Variations in Autism Presentation and Diagnosis Across Demographics

Autism’s varied presentation across different populations often leads to diagnostic challenges. Girls and women are frequently diagnosed later, or their autism is entirely missed, due to distinct symptom presentations. This often involves “camouflaging” or “masking,” where females learn to imitate social behaviors to blend in, effectively hiding their autistic traits. This constant effort to appear neurotypical can be mentally exhausting and contribute to increased anxiety and stress.

Girls are also more likely to internalize their struggles, developing anxiety or depression, which may be misinterpreted as shyness rather than underlying autism. Their focused interests may also align with socially acceptable or typical female interests, making them less noticeable to diagnosticians. Historically, diagnostic tools were developed based on observations of autism in males, contributing to gender bias.

Diagnosing autism in adults presents its own set of difficulties. Many adults may have developed coping mechanisms over time, or their early childhood signs might have been overlooked. This can lead to initial misdiagnoses with psychiatric conditions such as personality disorders, mood disorders, or anxiety disorders.

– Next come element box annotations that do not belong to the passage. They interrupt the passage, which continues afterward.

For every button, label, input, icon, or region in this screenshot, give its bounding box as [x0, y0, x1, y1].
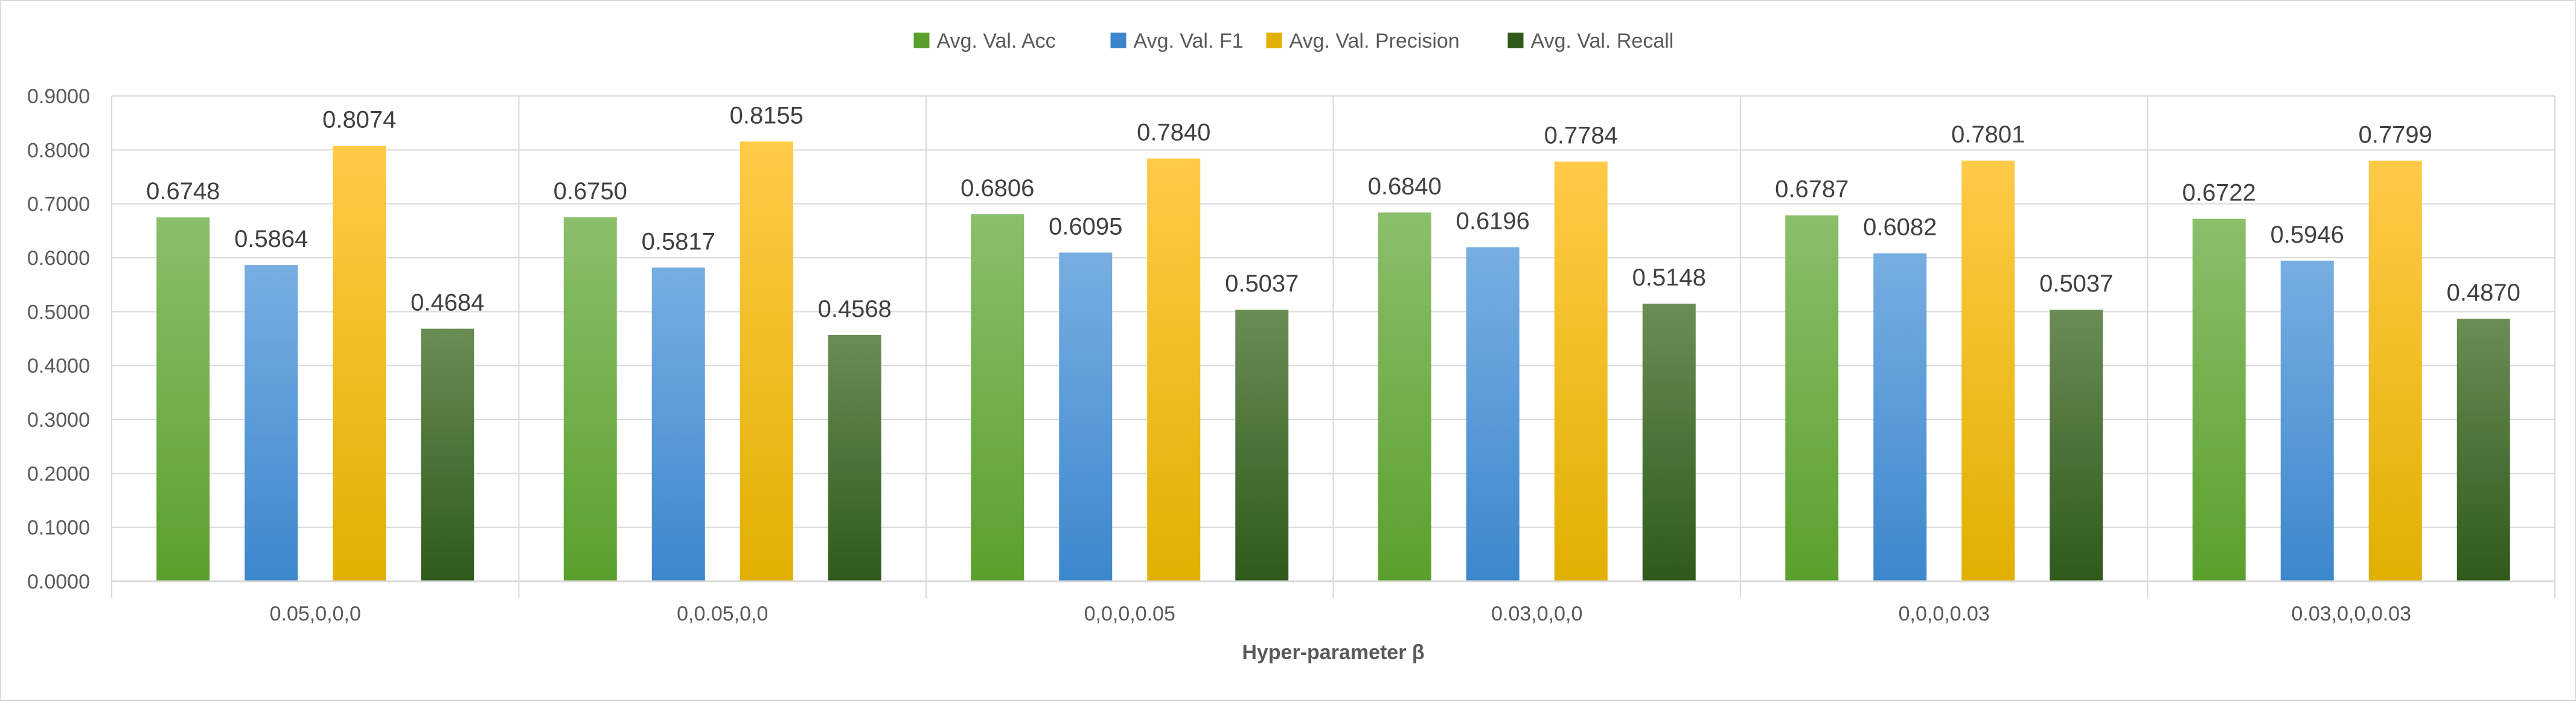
- data-label: 0.4870: [2447, 279, 2520, 306]
- legend-item: Avg. Val. F1: [1110, 30, 1244, 53]
- y-tick-label: 0.2000: [27, 462, 90, 485]
- bar: [1554, 161, 1608, 581]
- bar: [333, 145, 386, 582]
- bar: [1059, 252, 1113, 582]
- legend-swatch: [1110, 33, 1127, 48]
- data-labels: 0.6748 0.5864 0.8074 0.4684 0.6750 0.5817 0.81…: [146, 102, 2520, 322]
- data-label: 0.6840: [1368, 173, 1442, 200]
- x-tick-label: 0.03,0,0,0: [1491, 602, 1582, 625]
- y-axis-ticks: 0.0000 0.1000 0.2000 0.3000 0.4000 0.5000 0.60…: [27, 85, 90, 593]
- legend-label: Avg. Val. F1: [1134, 30, 1244, 53]
- legend-label: Avg. Val. Precision: [1290, 30, 1460, 53]
- y-tick-label: 0.3000: [27, 409, 90, 432]
- legend: Avg. Val. Acc Avg. Val. F1 Avg. Val. Preci…: [913, 30, 1674, 53]
- data-label: 0.6748: [146, 178, 220, 205]
- y-tick-label: 0.7000: [27, 193, 90, 216]
- y-tick-label: 0.5000: [27, 301, 90, 324]
- bar: [2280, 260, 2334, 582]
- bar: [2192, 219, 2246, 581]
- x-tick-label: 0.05,0,0,0: [270, 602, 361, 625]
- data-label: 0.7784: [1544, 123, 1618, 149]
- data-label: 0.5037: [1225, 270, 1299, 297]
- bar: [828, 334, 881, 581]
- data-label: 0.6787: [1775, 176, 1849, 203]
- legend-item: Avg. Val. Acc: [913, 30, 1056, 53]
- data-label: 0.5864: [234, 226, 308, 252]
- bar: [651, 267, 705, 581]
- data-label: 0.6722: [2182, 180, 2256, 206]
- legend-swatch: [1266, 33, 1282, 48]
- data-label: 0.4684: [411, 290, 484, 316]
- x-tick-label: 0,0,0,0.03: [1899, 602, 1990, 625]
- x-tick-label: 0.03,0,0,0.03: [2291, 602, 2411, 625]
- data-label: 0.6750: [554, 178, 627, 205]
- bar: [2050, 310, 2103, 581]
- bar: [156, 217, 210, 581]
- data-label: 0.5037: [2039, 270, 2113, 297]
- data-label: 0.5946: [2271, 222, 2344, 248]
- bar: [740, 141, 793, 581]
- data-label: 0.5817: [642, 228, 715, 255]
- y-tick-label: 0.6000: [27, 247, 90, 270]
- x-axis-title: Hyper-parameter β: [1242, 641, 1424, 664]
- data-label: 0.6082: [1863, 214, 1937, 241]
- category-separators: [111, 96, 2555, 598]
- data-label: 0.4568: [818, 296, 892, 322]
- legend-swatch: [913, 33, 930, 48]
- legend-item: Avg. Val. Recall: [1507, 30, 1674, 53]
- bar: [1961, 161, 2015, 581]
- y-tick-label: 0.8000: [27, 139, 90, 162]
- data-label: 0.6095: [1049, 214, 1122, 240]
- bars: [156, 141, 2510, 582]
- bar: [2368, 161, 2422, 582]
- data-label: 0.8074: [322, 107, 396, 133]
- bar: [1466, 247, 1520, 581]
- bar: [1147, 158, 1201, 581]
- legend-label: Avg. Val. Recall: [1531, 30, 1674, 53]
- bar: [2456, 318, 2510, 581]
- data-label: 0.7801: [1951, 121, 2025, 148]
- bar: [1642, 304, 1696, 581]
- legend-item: Avg. Val. Precision: [1266, 30, 1460, 53]
- bar: [563, 217, 617, 581]
- data-label: 0.6806: [960, 175, 1034, 202]
- bar: [971, 214, 1024, 582]
- y-tick-label: 0.0000: [27, 570, 90, 593]
- x-tick-label: 0,0.05,0,0: [677, 602, 768, 625]
- x-axis-ticks: 0.05,0,0,0 0,0.05,0,0 0,0,0,0.05 0.03,0,0,0…: [270, 602, 2411, 625]
- bar: [1785, 215, 1839, 581]
- y-tick-label: 0.4000: [27, 355, 90, 378]
- bar: [1873, 253, 1927, 581]
- bar: [1378, 212, 1431, 582]
- bar: [421, 328, 475, 581]
- y-tick-label: 0.1000: [27, 517, 90, 540]
- data-label: 0.7799: [2359, 121, 2432, 148]
- y-tick-label: 0.9000: [27, 85, 90, 108]
- legend-swatch: [1507, 33, 1524, 48]
- data-label: 0.8155: [730, 102, 804, 129]
- bar: [244, 265, 298, 582]
- legend-label: Avg. Val. Acc: [937, 30, 1056, 53]
- data-label: 0.6196: [1456, 208, 1530, 234]
- x-tick-label: 0,0,0,0.05: [1084, 602, 1175, 625]
- bar: [1235, 310, 1289, 581]
- data-label: 0.7840: [1137, 120, 1210, 146]
- data-label: 0.5148: [1632, 264, 1706, 291]
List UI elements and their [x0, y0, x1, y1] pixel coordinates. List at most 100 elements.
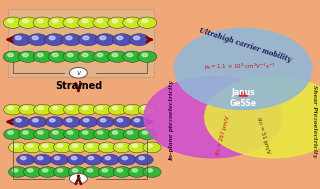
- Circle shape: [23, 131, 28, 134]
- Circle shape: [83, 131, 88, 134]
- Circle shape: [54, 156, 60, 160]
- Circle shape: [78, 104, 97, 115]
- Circle shape: [67, 53, 73, 57]
- Circle shape: [108, 129, 126, 139]
- Circle shape: [142, 131, 148, 134]
- Circle shape: [23, 106, 28, 110]
- Circle shape: [93, 129, 112, 139]
- Circle shape: [66, 36, 72, 40]
- Circle shape: [49, 104, 67, 115]
- Circle shape: [67, 154, 85, 165]
- Circle shape: [96, 116, 115, 127]
- Circle shape: [12, 144, 18, 147]
- Circle shape: [78, 34, 99, 46]
- Circle shape: [68, 131, 73, 134]
- Circle shape: [83, 36, 89, 40]
- Text: In-plane piezoelectricity: In-plane piezoelectricity: [169, 81, 174, 161]
- Text: d₂₂ = 267 pm/V: d₂₂ = 267 pm/V: [215, 115, 231, 156]
- Circle shape: [28, 116, 47, 127]
- Circle shape: [144, 77, 282, 158]
- Circle shape: [3, 51, 22, 62]
- Circle shape: [78, 17, 97, 28]
- Circle shape: [127, 131, 133, 134]
- Circle shape: [28, 144, 33, 147]
- Circle shape: [87, 144, 93, 147]
- Circle shape: [88, 156, 94, 160]
- Circle shape: [79, 116, 98, 127]
- Circle shape: [62, 116, 81, 127]
- Circle shape: [28, 34, 48, 46]
- Circle shape: [18, 17, 37, 28]
- Circle shape: [102, 169, 108, 172]
- Text: Janus
GeSSe: Janus GeSSe: [230, 88, 257, 108]
- Circle shape: [49, 36, 55, 40]
- Circle shape: [93, 104, 112, 115]
- Circle shape: [123, 51, 142, 62]
- Circle shape: [132, 144, 138, 147]
- Text: d₁₅ = 51 pm/V: d₁₅ = 51 pm/V: [256, 117, 270, 154]
- Circle shape: [15, 36, 21, 40]
- Circle shape: [38, 106, 43, 110]
- Circle shape: [12, 169, 18, 172]
- Text: $\mu_h$= 1.1 × 10$^3$ cm$^2$V$^{-1}$s$^{-1}$: $\mu_h$= 1.1 × 10$^3$ cm$^2$V$^{-1}$s$^{…: [204, 62, 276, 72]
- Circle shape: [147, 144, 152, 147]
- Circle shape: [37, 19, 43, 23]
- Circle shape: [4, 104, 22, 115]
- Circle shape: [52, 106, 58, 110]
- Circle shape: [50, 119, 55, 122]
- Circle shape: [113, 116, 132, 127]
- Circle shape: [112, 19, 118, 23]
- Circle shape: [112, 131, 118, 134]
- Circle shape: [45, 116, 64, 127]
- Circle shape: [97, 19, 103, 23]
- Circle shape: [38, 167, 57, 177]
- Circle shape: [8, 53, 13, 57]
- Circle shape: [38, 131, 43, 134]
- Circle shape: [98, 142, 116, 153]
- Circle shape: [130, 116, 148, 127]
- Circle shape: [68, 106, 73, 110]
- Circle shape: [84, 119, 89, 122]
- Circle shape: [98, 167, 116, 177]
- Circle shape: [3, 17, 22, 28]
- Circle shape: [49, 129, 67, 139]
- Circle shape: [8, 106, 13, 110]
- Circle shape: [33, 17, 52, 28]
- Circle shape: [44, 34, 65, 46]
- Circle shape: [138, 104, 156, 115]
- Circle shape: [43, 169, 48, 172]
- Circle shape: [128, 142, 146, 153]
- Circle shape: [83, 142, 101, 153]
- Circle shape: [8, 19, 13, 23]
- Circle shape: [129, 34, 149, 46]
- Circle shape: [142, 106, 148, 110]
- Circle shape: [71, 156, 77, 160]
- Circle shape: [17, 154, 35, 165]
- Circle shape: [53, 167, 72, 177]
- Circle shape: [138, 51, 157, 62]
- Circle shape: [143, 142, 161, 153]
- Circle shape: [48, 51, 67, 62]
- Circle shape: [82, 19, 88, 23]
- Circle shape: [142, 19, 148, 23]
- Circle shape: [123, 104, 141, 115]
- Circle shape: [37, 53, 43, 57]
- Circle shape: [78, 51, 97, 62]
- Circle shape: [19, 129, 37, 139]
- Circle shape: [9, 167, 27, 177]
- Circle shape: [142, 53, 148, 57]
- Circle shape: [78, 129, 97, 139]
- Circle shape: [112, 53, 118, 57]
- FancyBboxPatch shape: [8, 9, 154, 77]
- Circle shape: [139, 156, 144, 160]
- Circle shape: [102, 144, 108, 147]
- Text: Strained: Strained: [55, 81, 102, 91]
- Circle shape: [93, 51, 112, 62]
- Circle shape: [97, 53, 103, 57]
- Circle shape: [67, 119, 72, 122]
- Circle shape: [9, 142, 27, 153]
- Circle shape: [38, 142, 57, 153]
- Circle shape: [105, 156, 111, 160]
- Circle shape: [135, 154, 153, 165]
- Circle shape: [108, 51, 127, 62]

Racial and ethnic minority groups also encounter unique barriers and biases in receiving an accurate autism diagnosis. Children from these communities are often diagnosed later than white children; for example, Black children may receive a diagnosis approximately three years later than their white peers, with an average diagnosis age of 5.4 years compared to the national average of 4.9 years. Black children are 19% less likely, and Latinx children are 65% less likely, to receive an autism diagnosis compared to white children. Factors contributing to these disparities include:
Healthcare provider biases
Cultural differences in expressing concerns
Socioeconomic barriers, such as limited access to specialists or insurance
Language barriers
Additionally, Black children are 5.1 times more likely to be misdiagnosed with behavioral disorders before receiving a correct autism diagnosis.